Earlier this year, the Center for Media and Public Affairs conducted a survey regarding coverage of the Presidential candidates:

Since mid-December, when the presidential candidates turned their full attention to the Iowa caucuses, Sen. Barack Obama has led the race for good press and Sen. Hillary Clinton has lagged the farthest behind. From Dec 16 through Jan 27 five out of six on-air evaluations of Obama (84%) have been favorable, compared to a bare majority (51%) of evaluations of Mrs. Clinton.

But a new study by the Project for Excellence in Journalism finds that during the week of February 25 – March 2, Obama was coming under increasing media scrutiny. It’s an apples-and-oranges affair to compare the two studies, because the PEJ study doesn’t try to quantify positive and negative, but they do make this observation:

With no primary contests to consume press attention, Clinton’s charges of a pro-Obama tilt reverberated in the media echo chamber last week. Obama’s life and record came under a heightened degree of scrutiny, with everything from his legislative career to his ties to Louis Farrakhan to his African attire getting a public airing. Obama was the top campaign newsmaker and a significant or dominant factor in 69% of the stories from Feb. 25-March 2, a period between the Feb 19 Wisconsin primary and the March 4 tests in Texas and Ohio. That was the highest level of coverage for any candidate in 2008. And part of it was news outlets—from Good Morning America to The New York Times—engaged in introspective inquiry aimed at answering this headline atop one Feb. 29 newspaper story: “Are the media giving Obama a free ride?”

While some are drawing the conclusion (as the PEJ summary suggests) that this heightened media scrutiny of Obama is the result of Clinton "going negative," I really have a hard time believing that.
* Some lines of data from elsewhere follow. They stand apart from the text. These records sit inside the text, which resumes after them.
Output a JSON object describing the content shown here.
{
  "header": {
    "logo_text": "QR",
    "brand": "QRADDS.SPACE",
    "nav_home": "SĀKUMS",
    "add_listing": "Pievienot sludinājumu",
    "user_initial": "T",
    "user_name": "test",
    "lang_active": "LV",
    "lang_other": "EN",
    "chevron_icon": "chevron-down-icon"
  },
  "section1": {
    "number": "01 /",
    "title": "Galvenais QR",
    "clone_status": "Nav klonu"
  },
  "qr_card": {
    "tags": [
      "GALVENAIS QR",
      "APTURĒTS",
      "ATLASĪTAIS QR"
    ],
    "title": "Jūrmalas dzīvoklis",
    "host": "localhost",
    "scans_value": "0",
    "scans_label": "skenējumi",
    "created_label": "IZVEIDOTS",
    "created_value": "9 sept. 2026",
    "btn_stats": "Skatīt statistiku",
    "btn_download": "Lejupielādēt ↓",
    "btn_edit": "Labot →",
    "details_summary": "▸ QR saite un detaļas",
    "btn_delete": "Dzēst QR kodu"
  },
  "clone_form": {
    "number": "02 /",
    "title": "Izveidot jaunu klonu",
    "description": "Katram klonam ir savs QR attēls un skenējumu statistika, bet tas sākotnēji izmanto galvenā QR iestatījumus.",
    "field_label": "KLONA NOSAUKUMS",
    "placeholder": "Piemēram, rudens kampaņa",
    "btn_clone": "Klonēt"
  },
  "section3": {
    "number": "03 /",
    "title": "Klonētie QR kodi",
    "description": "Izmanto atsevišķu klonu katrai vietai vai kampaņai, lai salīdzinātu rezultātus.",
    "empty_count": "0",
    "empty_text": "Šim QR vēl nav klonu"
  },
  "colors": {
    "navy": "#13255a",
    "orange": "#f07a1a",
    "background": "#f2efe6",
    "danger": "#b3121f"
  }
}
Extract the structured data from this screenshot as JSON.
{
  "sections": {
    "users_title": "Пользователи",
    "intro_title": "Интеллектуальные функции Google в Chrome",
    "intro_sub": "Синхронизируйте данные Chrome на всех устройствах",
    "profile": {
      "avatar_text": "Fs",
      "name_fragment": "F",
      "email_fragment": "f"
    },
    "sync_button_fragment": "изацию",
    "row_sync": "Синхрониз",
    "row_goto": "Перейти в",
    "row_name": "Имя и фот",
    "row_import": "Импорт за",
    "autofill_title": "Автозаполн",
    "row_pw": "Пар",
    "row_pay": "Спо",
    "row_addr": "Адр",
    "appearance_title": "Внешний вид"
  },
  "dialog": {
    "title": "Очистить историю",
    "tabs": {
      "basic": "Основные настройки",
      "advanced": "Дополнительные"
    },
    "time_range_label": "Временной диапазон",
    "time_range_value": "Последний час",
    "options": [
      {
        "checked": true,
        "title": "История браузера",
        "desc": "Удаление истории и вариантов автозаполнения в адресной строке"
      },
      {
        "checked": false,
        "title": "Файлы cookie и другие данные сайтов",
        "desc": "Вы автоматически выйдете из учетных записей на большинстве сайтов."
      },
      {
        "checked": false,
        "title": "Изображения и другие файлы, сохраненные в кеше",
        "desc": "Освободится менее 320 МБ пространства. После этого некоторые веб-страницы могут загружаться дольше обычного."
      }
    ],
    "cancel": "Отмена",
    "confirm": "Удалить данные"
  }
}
If memory serves me correctly the Clinton campaign was widely accused of engaging in "racist" campaign tactics around the time of the South Carolina primary, and Bill was everywhere.

Rather, I think we’re seeing the evidence that the media has decided that Obama is now the presumptive nominee, and having built him up he must be taken down to make the way for St. John McCain (something I wrote about on February 20).

If Hillary during this time has also had a bounce in the polls, I’ll say again that I think it has less to do with anything that she is doing than it does the media rallying around a Republican call-to-arms and continuing their fine tradition of deciding who our next president is going to be.